That brings up one of the negatives or criticisms I hear about Kenpo from other arts; "analysis peralysis " we have way too many memorized techniques and the lack of simplification causes delays in reaction time. 



​


----------



## Jenny_in_Chico (Feb 8, 2010)

K831 said:


> ​ That brings up one of the negatives or criticisms I hear about Kenpo from other arts; "analysis peralysis " we have way too many memorized techniques and the lack of simplification causes delays in reaction time. ​


 
This is why training with spontaneous attacks, and using techniques with spontanous insertions/deletions/alterations etc. is so important, in my opinion. I think of the process of learning the techniques as a way of giving my body/brain complex the words to work with, and then training with random attack elements as forcing my body/brain complex to write freestyle prose under pressure instead of just reading a paragraph someone else has written. Of course I'm just at the start of my journey, but that is the way that I think of it.


----------



## MattJ (Feb 8, 2010)

K831 said:


> I have always understood "Action is faster than reaction" to be as much strategy and tactics as actual bio mechanical speed. My first thought when I saw that title was: "sure, the body may be a little faster on reacting, but not enough to catch up to the attacker who initiated movement first."


 
I agree with this. 



> "That brings up one of the negatives or criticisms I hear about Kenpo from other arts; "analysis peralysis " we have way too many memorized techniques and the lack of simplification causes delays in reaction time.


 
I agree with this totally as well. I always thought it odd that kenpo had the action>reaction mantra that was not reflected in the way techniques are taught ie; they are all defensive. I used to have students ask me why we didn't have any offensive techniques in kenpo, and I would usually respond with "leave out the first move", LOL. 

I personally found that more spontaneous drills and sparring helped to break the "paralysis analysis".


----------



## celtic_crippler (Feb 8, 2010)

Jenny_in_Chico said:


> This is why training with *spontaneous *attacks, and using techniques with *spontanous* insertions/deletions/alterations etc. is so important, in my opinion. I think of the process of learning the techniques as a way of giving my body/brain complex the words to work with, and then training with random attack elements as forcing my body/brain complex to write freestyle prose under pressure instead of just reading a paragraph someone else has written. Of course I'm just at the start of my journey, but that is the way that I think of it.


 
I think that hits the nail on the head. 

The idea in regards to what we do is to build spontaneous, effective responses to particular actions instead of just a knee-jerk reaction. 

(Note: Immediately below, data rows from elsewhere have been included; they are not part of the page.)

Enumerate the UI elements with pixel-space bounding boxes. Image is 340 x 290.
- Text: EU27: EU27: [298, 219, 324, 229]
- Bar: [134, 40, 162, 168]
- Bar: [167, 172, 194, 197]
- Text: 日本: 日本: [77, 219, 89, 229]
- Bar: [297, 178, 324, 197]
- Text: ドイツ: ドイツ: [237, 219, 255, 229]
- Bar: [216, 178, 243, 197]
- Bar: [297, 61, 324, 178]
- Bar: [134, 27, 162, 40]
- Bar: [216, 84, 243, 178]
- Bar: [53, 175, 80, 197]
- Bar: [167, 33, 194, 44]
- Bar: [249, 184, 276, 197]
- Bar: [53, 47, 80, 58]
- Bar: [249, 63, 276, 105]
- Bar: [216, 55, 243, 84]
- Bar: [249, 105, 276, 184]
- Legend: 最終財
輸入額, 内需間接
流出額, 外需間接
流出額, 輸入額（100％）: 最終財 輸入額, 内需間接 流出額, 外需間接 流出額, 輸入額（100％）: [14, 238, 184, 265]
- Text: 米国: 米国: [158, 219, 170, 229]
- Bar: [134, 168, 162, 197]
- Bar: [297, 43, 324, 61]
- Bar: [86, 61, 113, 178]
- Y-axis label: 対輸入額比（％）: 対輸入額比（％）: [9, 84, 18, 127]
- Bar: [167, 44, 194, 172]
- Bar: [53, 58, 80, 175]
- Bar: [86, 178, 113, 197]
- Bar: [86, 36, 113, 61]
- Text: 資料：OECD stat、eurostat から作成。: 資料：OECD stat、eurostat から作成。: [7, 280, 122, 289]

I think constant training takes advantage of...


> When we see a change in the environment and make a reaction to it, the signal comes in through the eye, gets sent to the back of the brain and from there to the areas that control movements.
> 
> When we initiate the movement ourselves, the signal originates in the decision areas at the front of the brain and goes from there to the movement centre.
> 
> *"The key idea is that effectively the brakes get taken off faster when we're making a reactive movement, *so we can get moving faster, than when we make an intentional movement,"


 
...by building "muscle memory" through repetition.

All this article basically says is that a "Decision-Based" action takes longer to execute than a "Reflexive-Based" action. 

I think one of the main things to take away from that article is the importance of being spontaneous; that is having practiced to the point to where your reactions to aggressive stimulus have become embedded within your subcouncious to the point where they do not require concious decision to execute. They become reflexive. 

If you have to think about how a technique is accomplished, then you haven't practiced enough. 

"He who hesitates, meditates in the horizontal position." -SGM Parker


----------



## K831 (Feb 8, 2010)

MattJ said:


> I agree with this totally as well. I always thought it odd that kenpo had the action>reaction mantra that was not reflected in the way techniques are taught ie; they are all defensive. I used to have students ask me why we didn't have any offensive techniques in kenpo, and I would usually respond with "leave out the first move", LOL.




I have always been puzzled by that as well. 

I agree with the "leave out the first move" idea and in fact I practice that way often. We also have the freestyle (offensive) techniques, but they get neglected at most schools in favor of the defensive techniques.



celtic_crippler said:


> I think that hits the nail on the head.
> 
> The idea in regards to what we do is to build spontaneous, effective responses to particular actions instead of just a knee-jerk reaction.
> 
> ...



I agree, however, I think that could be accomplished with say, maybe 40-60 defensive techniques. I honestly believe 154 is ridiculous.

There is a place for techniques and technique line. But I think the muscle memory and the mechanics and motion and targeting and opponent response etc can be ingrained in much less than 100+ techniques. 

Learn the core techniques, drop the redundant ones, and focus on spontaneous drills and two man sets that teach how to actually use Kenpo in real time. We have a wonderful system, we don't seem to teach it very well in my opinion. The mass amount of techniques is, IMHO, a result of Mr. Parker taking it "commercial" and being business savvy.


----------